少なくとも、菅さんの言葉を聞いてる限り、選挙管理内閣であったり中継ぎという意識で臨んでるようではないように見えます(あくまでポーズなのかもしれませんが)。
個人的に、日本の省庁のIT音痴にはうんざりしていたので、デジタル庁創設は期待しています。
その評価をする時間を、我々には必要ではないでしょうか?(場合によっては、不支持に回らなきゃいけない可能性もあります)
あと、現実的にも、専門家から意見を聞いた上で総選挙を実施すると昨日明言されてたので、やはり早期解散は難しいのではないかと思います。
P.S
自分がどうしても反対してしまうのは、政局一番の某野党をずっと嫌悪して見てきたのと、政治家の仕事ぶりを純粋に評価したい思いが強すぎるからなのかもしれません。
どう考えても、自民党以外に選択肢がない以上、間違っても民主党を利さないためにも総選挙で追い落とすべきという論調は確かにわかります。自分も正直怖いです。
ただ案外、今の国民は冷静というかしっかり見ているようにも見えます。
安倍総理退任前の世論調査は正直驚きました。
あれだけネット・メディアの大きな声から叩かれ続けていた一方で、しっかり評価するところは評価していたのだな、と。
いまの国民は、自分たちが思ってるよりちゃんと見ていたるのではないかなと思うのです。
繰り返しますが、試されているのは国民だと思います。
そのためにも、もう少し菅政権を見る必要があると思います。
論点がさっぱり理解できません。
私のように、菅義偉内閣には過大な期待を持てないと思いつつ、消極的な支持を表明するのは間違いと言うことですか?

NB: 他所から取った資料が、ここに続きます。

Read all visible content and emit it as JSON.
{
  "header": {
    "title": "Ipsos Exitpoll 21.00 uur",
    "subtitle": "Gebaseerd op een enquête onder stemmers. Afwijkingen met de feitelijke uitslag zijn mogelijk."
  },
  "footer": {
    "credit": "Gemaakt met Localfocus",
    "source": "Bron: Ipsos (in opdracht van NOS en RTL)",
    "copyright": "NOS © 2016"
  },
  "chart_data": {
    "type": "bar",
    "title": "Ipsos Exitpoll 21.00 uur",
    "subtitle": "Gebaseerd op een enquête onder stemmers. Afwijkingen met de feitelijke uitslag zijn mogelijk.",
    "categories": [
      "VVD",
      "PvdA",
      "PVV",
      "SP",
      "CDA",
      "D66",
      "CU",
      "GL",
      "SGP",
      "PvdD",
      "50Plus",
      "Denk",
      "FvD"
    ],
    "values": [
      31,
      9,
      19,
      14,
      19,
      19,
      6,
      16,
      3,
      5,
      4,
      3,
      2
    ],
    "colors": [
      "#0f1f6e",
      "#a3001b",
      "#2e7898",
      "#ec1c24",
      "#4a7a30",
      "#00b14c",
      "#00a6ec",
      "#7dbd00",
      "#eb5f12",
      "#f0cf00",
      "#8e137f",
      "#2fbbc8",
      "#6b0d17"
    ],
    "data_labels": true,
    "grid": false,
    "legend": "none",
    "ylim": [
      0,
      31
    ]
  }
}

どのような政権であれ、万人を100%満足させる政策などできっこないでしょう。個々の政策に是々非々で批判することは健全です。
あなたの意見に100%賛同する人間しかいなくなる方が危険ですよ。
今と麻生政権で同じなのは、残り任期くらいなものだというのは同意です。
麻生政権の時も今くらいに野党がボロボロなら全く違った結果となっていたでしょう。